The Breath in Our Bones: Poetic Inquiry in Search of Air

22-01-2021

Guest Editors:

Amanda Gulla, Adam Henze, Natalie Honein, Nicole Morris, Adam Podolski and Molly Sherman

"We cried and sobbed and wept and bled tears. But when we were finished all we could do was continue living." – Nnedi Okorafor (2010, p. 31)

On June 29th, 2020, The New York Times published an article surveying over 70 cases in the United States where people have died in police custody after uttering the phrase, “I can’t breathe” (Baker et al., 2020). The brutal killings of Black people such as Eric Garner, George Floyd, Ahmad Aubrey, Breonna Taylor, and countless others, have caused indignation across the world, forcing us to frame White supremacy and police brutality as a theft of breath. Indeed, the year 2020 seems like a year of reckoning for many people, and the novel coronavirus, widespread wildfires and other environmental disasters have encouraged artists and academics everywhere to reconsider the preciousness of breath.

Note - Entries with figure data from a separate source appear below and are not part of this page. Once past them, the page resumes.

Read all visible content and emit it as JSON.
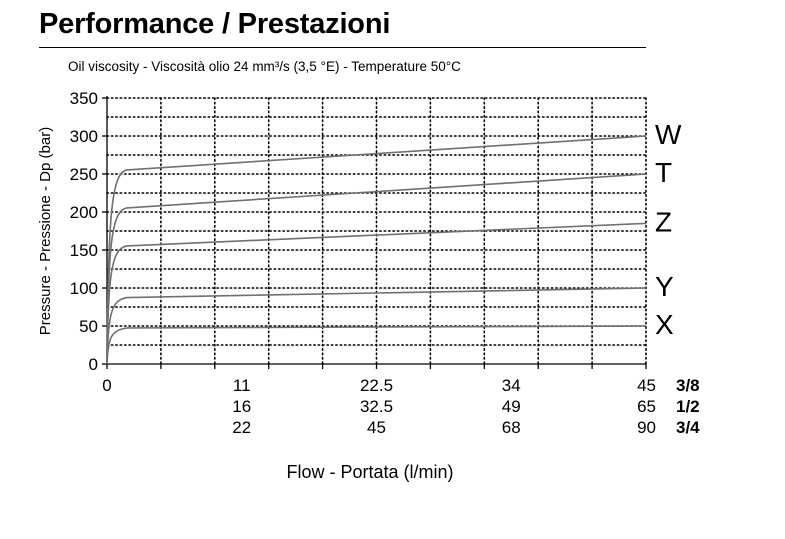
{
  "header": {
    "title": "Performance / Prestazioni",
    "subtitle": "Oil viscosity - Viscosità olio 24 mm³/s (3,5 °E) - Temperature 50°C"
  },
  "chart_data": {
    "type": "line",
    "title": "Performance / Prestazioni",
    "subtitle": "Oil viscosity - Viscosità olio 24 mm³/s (3,5 °E) - Temperature 50°C",
    "xlabel": "Flow - Portata (l/min)",
    "ylabel": "Pressure - Pressione - Dp (bar)",
    "xlim": [
      0,
      45
    ],
    "ylim": [
      0,
      350
    ],
    "yticks": [
      0,
      50,
      100,
      150,
      200,
      250,
      300,
      350
    ],
    "grid": true,
    "x_scales": [
      {
        "name": "3/8",
        "ticks": [
          "0",
          "11",
          "22.5",
          "34",
          "45"
        ]
      },
      {
        "name": "1/2",
        "ticks": [
          "",
          "16",
          "32.5",
          "49",
          "65"
        ]
      },
      {
        "name": "3/4",
        "ticks": [
          "",
          "22",
          "45",
          "68",
          "90"
        ]
      }
    ],
    "series": [
      {
        "name": "W",
        "x": [
          0,
          1,
          45
        ],
        "y": [
          0,
          255,
          300
        ]
      },
      {
        "name": "T",
        "x": [
          0,
          1,
          45
        ],
        "y": [
          0,
          205,
          250
        ]
      },
      {
        "name": "Z",
        "x": [
          0,
          1,
          45
        ],
        "y": [
          0,
          155,
          185
        ]
      },
      {
        "name": "Y",
        "x": [
          0,
          1,
          45
        ],
        "y": [
          0,
          87,
          100
        ]
      },
      {
        "name": "X",
        "x": [
          0,
          1,
          45
        ],
        "y": [
          0,
          47,
          50
        ]
      }
    ]
  }
}
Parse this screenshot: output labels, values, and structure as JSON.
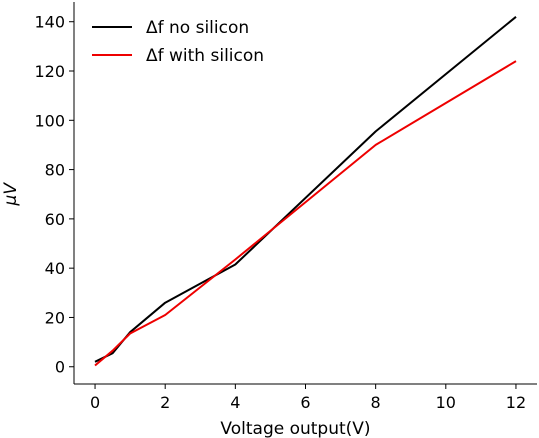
{
  "chart_data": {
    "type": "line",
    "title": "",
    "xlabel": "Voltage output(V)",
    "ylabel": "μV",
    "xlim": [
      -0.6,
      12.6
    ],
    "ylim": [
      -7,
      148
    ],
    "xticks": [
      0,
      2,
      4,
      6,
      8,
      10,
      12
    ],
    "yticks": [
      0,
      20,
      40,
      60,
      80,
      100,
      120,
      140
    ],
    "legend_position": "top-left",
    "grid": false,
    "series": [
      {
        "name": "Δf no silicon",
        "color": "#000000",
        "x": [
          0,
          0.5,
          1,
          2,
          4,
          8,
          12
        ],
        "y": [
          2,
          5.5,
          14,
          26,
          41.5,
          95.5,
          142
        ]
      },
      {
        "name": "Δf with silicon",
        "color": "#ee0000",
        "x": [
          0,
          0.5,
          1,
          2,
          4,
          8,
          12
        ],
        "y": [
          0.5,
          6.5,
          13.5,
          21,
          43.5,
          90,
          124
        ]
      }
    ]
  }
}
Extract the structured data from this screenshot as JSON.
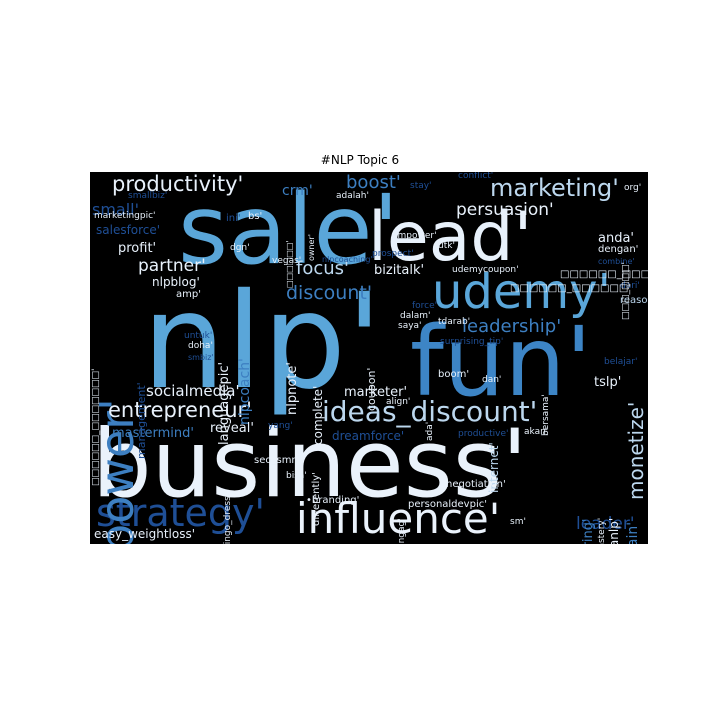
{
  "title": "#NLP Topic 6",
  "colors": {
    "background": "#000000",
    "lightest": "#e8f1fb",
    "light": "#bcd7ee",
    "mid": "#5aa6d9",
    "dark": "#3d7fc1",
    "darker": "#1f4f96",
    "darkest": "#163e80"
  },
  "words": {
    "business": "business'",
    "nlp": "nlp'",
    "sale": "sale'",
    "lead": "lead'",
    "fun": "fun'",
    "udemy": "udemy'",
    "influence": "influence'",
    "strategy": "strategy'",
    "power": "power'",
    "ideas_discount": "ideas_discount'",
    "entrepreneur": "entrepreneur'",
    "productivity": "productivity'",
    "marketing": "marketing'",
    "boost": "boost'",
    "persuasion": "persuasion'",
    "discount": "discount'",
    "focus": "focus'",
    "partner": "partner'",
    "leadership": "leadership'",
    "monetize": "monetize'",
    "socialmedia": "socialmedia'",
    "small": "small'",
    "salesforce": "salesforce'",
    "profit": "profit'",
    "crm": "crm'",
    "nlpblog": "nlpblog'",
    "amp": "amp'",
    "bizitalk": "bizitalk'",
    "languagepic": "languagepic'",
    "nlpcoach": "nlpcoach'",
    "nlpnote": "nlpnote'",
    "complete": "complete'",
    "marketer": "marketer'",
    "reveal": "reveal'",
    "mastermind": "mastermind'",
    "dreamforce": "dreamforce'",
    "internet": "internet'",
    "tslp": "tslp'",
    "leader": "leader'",
    "nlptrain": "_nlptrain'",
    "nadianlp": "nadianlp'",
    "inspiring": "inspiring'",
    "easy_weightloss": "easy_weightloss'",
    "coupon": "coupon'",
    "anda": "anda'",
    "ini": "ini'",
    "bs": "bs'",
    "management": "management'",
    "negotiation": "negotiation'",
    "boom": "boom'",
    "dan": "dan'",
    "udemycoupon": "udemycoupon'",
    "saya": "saya'",
    "reason": "reason'",
    "dari": "dari'",
    "dengan": "dengan'",
    "empower": "empower'",
    "adalah": "adalah'",
    "stay": "stay'",
    "conflict": "conflict'",
    "vegas": "vegas'",
    "marketingpic": "marketingpic'",
    "smallbiz": "smallbiz'",
    "doha": "doha'",
    "force": "force'",
    "dalam": "dalam'",
    "tdarab": "tdarab'",
    "akan": "akan'",
    "productive": "productive'",
    "personaldevpic": "personaldevpic'",
    "branding": "•branding'",
    "five_engag": "five_engag'",
    "bisa": "bisa'",
    "seo_smm": "seo_smm'",
    "bingo_dress": "bingo_dress'",
    "yang": "yang'",
    "differently": "differently'",
    "belajar": "belajar'",
    "bersama": "bersama'",
    "sm": "sm'",
    "mindmastery": "mindmastery'",
    "surprising_tip": "surprising_tip'",
    "ada": "ada'",
    "align": "align'",
    "untuk": "untuk'",
    "utk": "utk'",
    "prospect": "prospect'",
    "owner": "owner'",
    "org": "org'",
    "combine": "combine'",
    "smbiz": "smbiz'",
    "dgn": "dgn'",
    "nlpcoaching": "nlpcoaching'",
    "boxes1": "□□□□□□_□□□□□□□'",
    "boxes2": "□□□□□□_□□□□□'",
    "boxes3": "□□□□□□_□□□□□□'",
    "boxes4": "□□□_□□□'",
    "boxes5": "□□□□□□'"
  }
}
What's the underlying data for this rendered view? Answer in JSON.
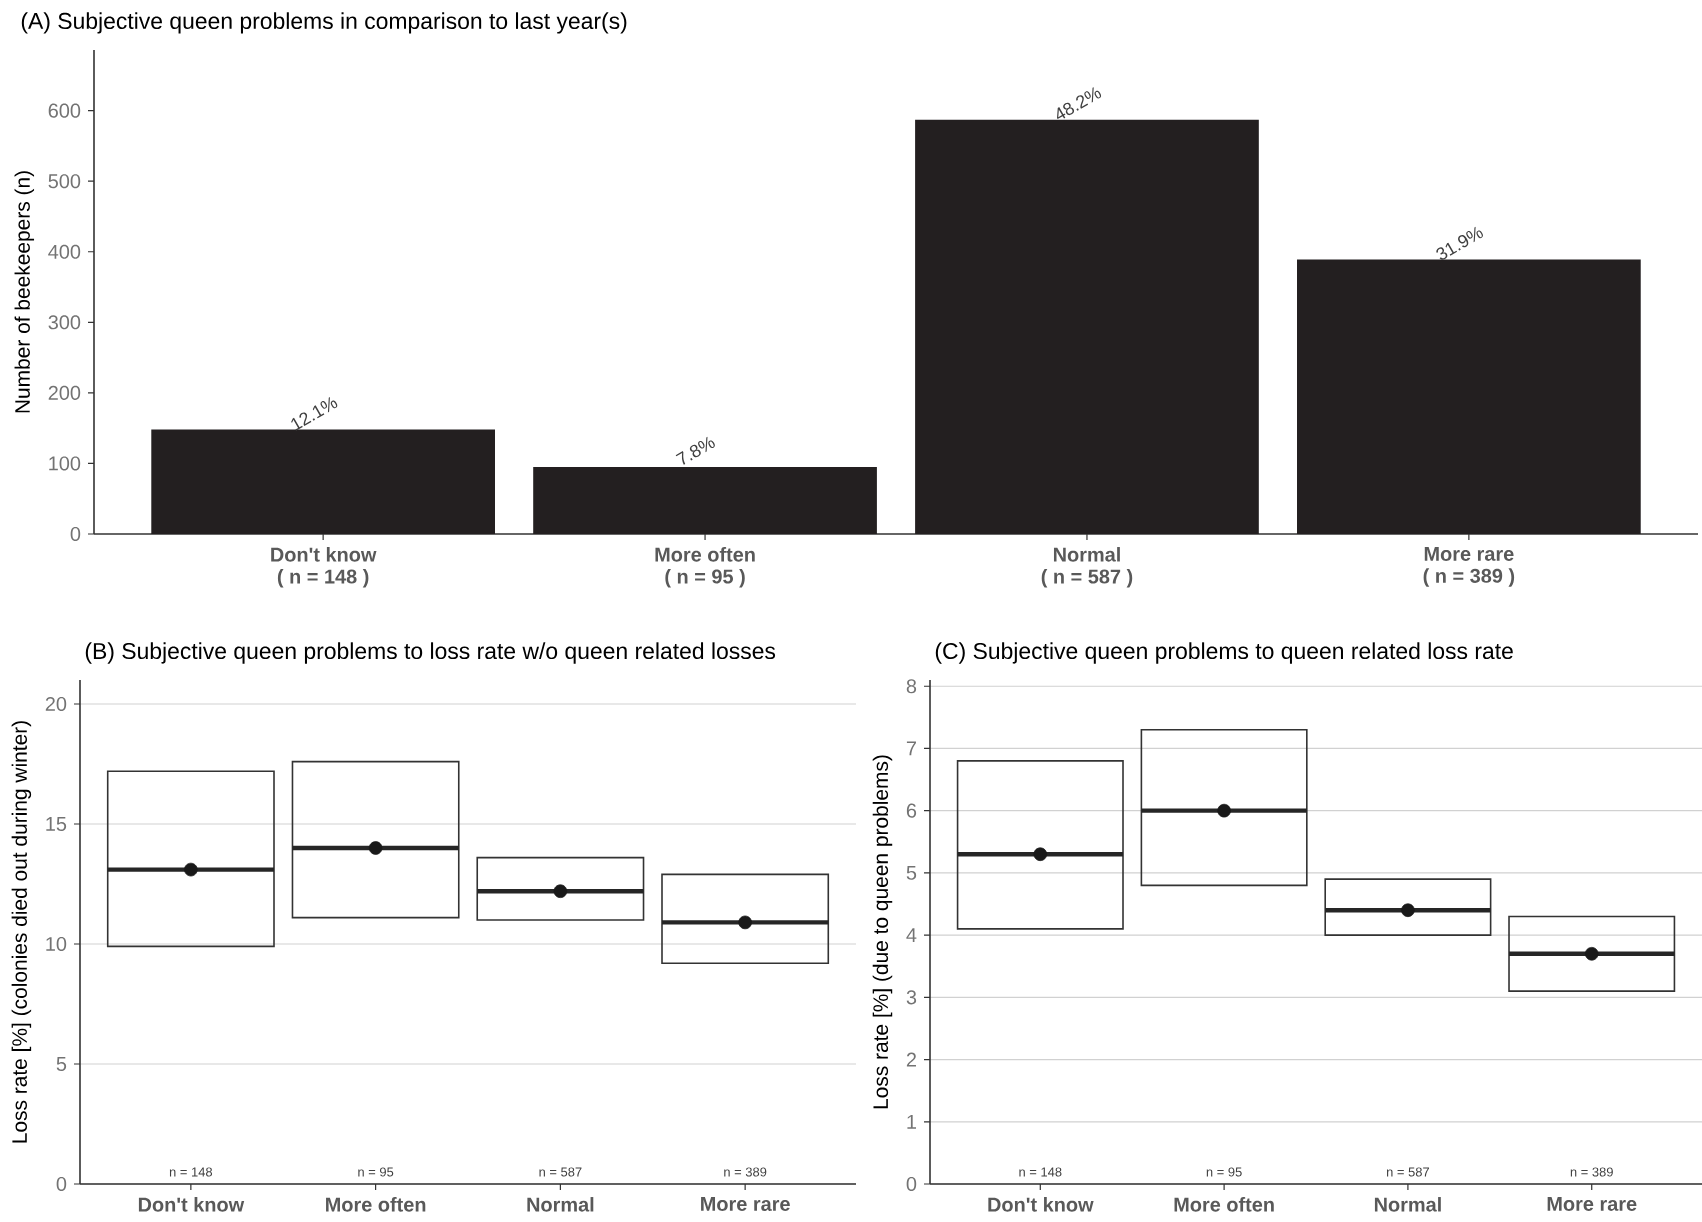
{
  "chart_data": [
    {
      "type": "bar",
      "title": "(A) Subjective queen problems in comparison to last year(s)",
      "ylabel": "Number of beekeepers (n)",
      "categories": [
        "Don't know",
        "More often",
        "Normal",
        "More rare"
      ],
      "values": [
        148,
        95,
        587,
        389
      ],
      "color": "#231f20",
      "ylim": [
        0,
        686
      ],
      "yticks": [
        0,
        100,
        200,
        300,
        400,
        500,
        600
      ],
      "annotations": [
        "( n = 148 )",
        "( n = 95 )",
        "( n = 587 )",
        "( n = 389 )",
        {
          "text": "12.1%",
          "x": "Don't know",
          "y": 148
        },
        {
          "text": "7.8%",
          "x": "More often",
          "y": 95
        },
        {
          "text": "48.2%",
          "x": "Normal",
          "y": 587
        },
        {
          "text": "31.9%",
          "x": "More rare",
          "y": 389
        }
      ]
    },
    {
      "type": "box",
      "title": "(B) Subjective queen problems to loss rate w/o queen related losses",
      "ylabel": "Loss rate [%] (colonies died out during winter)",
      "categories": [
        "Don't know",
        "More often",
        "Normal",
        "More rare"
      ],
      "color": "#333333",
      "ylim": [
        0,
        21
      ],
      "yticks": [
        0,
        5,
        10,
        15,
        20
      ],
      "grid": "y",
      "annotations": [
        "n = 148",
        "n = 95",
        "n = 587",
        "n = 389"
      ],
      "boxes": [
        {
          "low": 9.9,
          "q1": 9.9,
          "median": 13.1,
          "q3": 17.2,
          "high": 17.2,
          "mean": 13.1
        },
        {
          "low": 11.1,
          "q1": 11.1,
          "median": 14.0,
          "q3": 17.6,
          "high": 17.6,
          "mean": 14.0
        },
        {
          "low": 11.0,
          "q1": 11.0,
          "median": 12.2,
          "q3": 13.6,
          "high": 13.6,
          "mean": 12.2
        },
        {
          "low": 9.2,
          "q1": 9.2,
          "median": 10.9,
          "q3": 12.9,
          "high": 12.9,
          "mean": 10.9
        }
      ]
    },
    {
      "type": "box",
      "title": "(C) Subjective queen problems to queen related loss rate",
      "ylabel": "Loss rate [%] (due to queen problems)",
      "categories": [
        "Don't know",
        "More often",
        "Normal",
        "More rare"
      ],
      "color": "#333333",
      "ylim": [
        0,
        8.1
      ],
      "yticks": [
        0,
        1,
        2,
        3,
        4,
        5,
        6,
        7,
        8
      ],
      "grid": "y",
      "annotations": [
        "n = 148",
        "n = 95",
        "n = 587",
        "n = 389"
      ],
      "boxes": [
        {
          "low": 4.1,
          "q1": 4.1,
          "median": 5.3,
          "q3": 6.8,
          "high": 6.8,
          "mean": 5.3
        },
        {
          "low": 4.8,
          "q1": 4.8,
          "median": 6.0,
          "q3": 7.3,
          "high": 7.3,
          "mean": 6.0
        },
        {
          "low": 4.0,
          "q1": 4.0,
          "median": 4.4,
          "q3": 4.9,
          "high": 4.9,
          "mean": 4.4
        },
        {
          "low": 3.1,
          "q1": 3.1,
          "median": 3.7,
          "q3": 4.3,
          "high": 4.3,
          "mean": 3.7
        }
      ]
    }
  ]
}
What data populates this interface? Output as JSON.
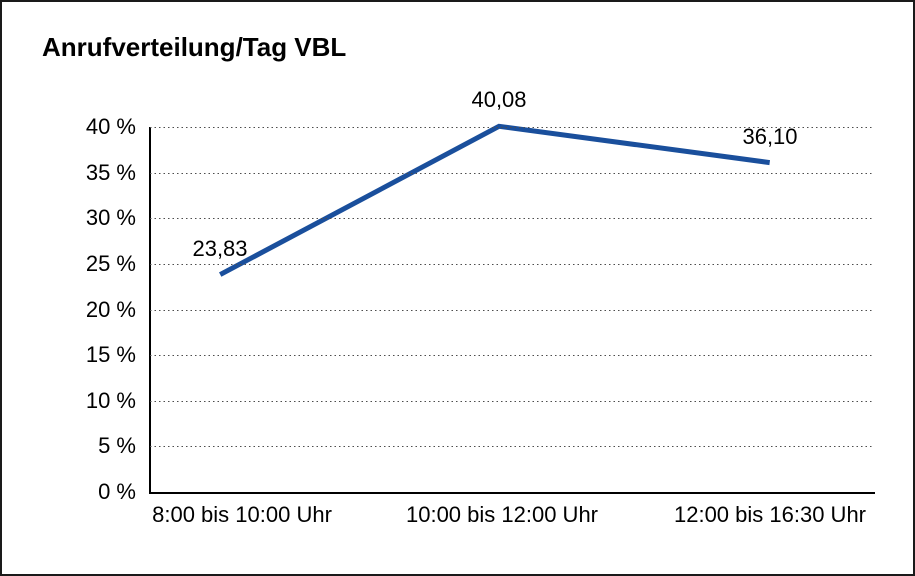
{
  "title": "Anrufverteilung/Tag VBL",
  "chart_data": {
    "type": "line",
    "title": "Anrufverteilung/Tag VBL",
    "categories": [
      "8:00 bis 10:00 Uhr",
      "10:00 bis 12:00 Uhr",
      "12:00 bis 16:30 Uhr"
    ],
    "values": [
      23.83,
      40.08,
      36.1
    ],
    "value_labels": [
      "23,83",
      "40,08",
      "36,10"
    ],
    "xlabel": "",
    "ylabel": "",
    "ylim": [
      0,
      40
    ],
    "y_tick_step": 5,
    "y_tick_labels": [
      "0 %",
      "5 %",
      "10 %",
      "15 %",
      "20 %",
      "25 %",
      "30 %",
      "35 %",
      "40 %"
    ],
    "grid": "horizontal-dotted",
    "legend": "none",
    "line_color": "#1A4F9C",
    "axis_color": "#000000",
    "background": "#FFFFFF"
  }
}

In building upon the momentum gained during the 2019 International Symposium on Poetic Inquiry and its theme of honouring the International Year of Indigenous Languages, this special issue of JCACS aims to amplify and intersect such themes as the following: lost and found languages; unearthing the tongues that have fed us and informed our ways of being; dismantling of the settler-colonizer paradigm; exposing the disparities within the healthcare system before and during a global pandemic; and of course the blight of White supremacy. All of these themes challenge our capacity to access air. The poet-researcher Camea Davis (2018) stated that poets yield a particular power to “resist passivity, and critique the prescribed politics of their lived experiences” (p. 124). It is critical in the current state of a pandemic and civil uprisings, where large segments of humanity are struggling for breath, for this poetic power to be harnessed to bring to the centre and amplify the voices of the marginalized. Poetic inquiry offers us a means to be bold in a fragile time (Prendergast et al., 2009; Faulkner & Cloud, 2019). It is a way to paint a concrete depiction of a world that appears to be falling apart. It is a way to brand complex political messages to stake out and occupy a new space when the virus says we cannot. Invitation: We invite research presented at the 2019 International Symposium on Poetic Inquiry, as well as new poetic inquiry, using a wide variety of methodological approaches, including critical prose, poetry, visual art and multimedia creations. We seek work that engages, plays with, ignites and challenges notions of action in a time of legislated inaction, work that counteracts silencing the breath inside our bones. We are looking for oxygen where there is none.

Please submit an abstract of 200 words and a 50-word biography on the same page to https://jcacs.journals.yorku.ca/index.php/jcacs under the “Breath” section. JCACS has its own style guide. For the submission, please follow APA 7 conventions and as we are an online journal, please use a sans-serif font, such as Arial or Calibri 12 point.

 

Timeline and Key Dates:

● Proposal submission deadline: February 15, 2021

● Proposal responses: March 1, 2021

● Deadline for full article: April 19, 2021

● Responses: June 14, 2021

● Anticipated publication date: October 2021

 

References

Baker, M., Valentino-DeVries, J., Fernandez, M., & LaForgia, M. (2020, June 29). Three Words. 70 Cases. The Tragic History of “I Can’t Breathe”. New York Times. https://www.nytimes.com/interactive/2020/06/28/us/i-cant-breathe-police-arrest.html

Davis, C. (2018). Writing the self: Slam poetry, youth identity, and critical poetic inquiry. Art/Research International: A Transdisciplinary Journal, (3)1, 90-113. https://doi.org/10.18432/ari29251

Faulkner, S., & Cloud, A. (Eds.). (2019). Poetic inquiry as social justice and political response. Vernon.

Okorafor, N. (2010). Who fears death. DAW/Penguin.

Prendergast, M., Leggo C., & Sameshima, P. (Eds.). (2009). Poetic inquiry: Vibrant voices in the social sciences. Brill/Sense.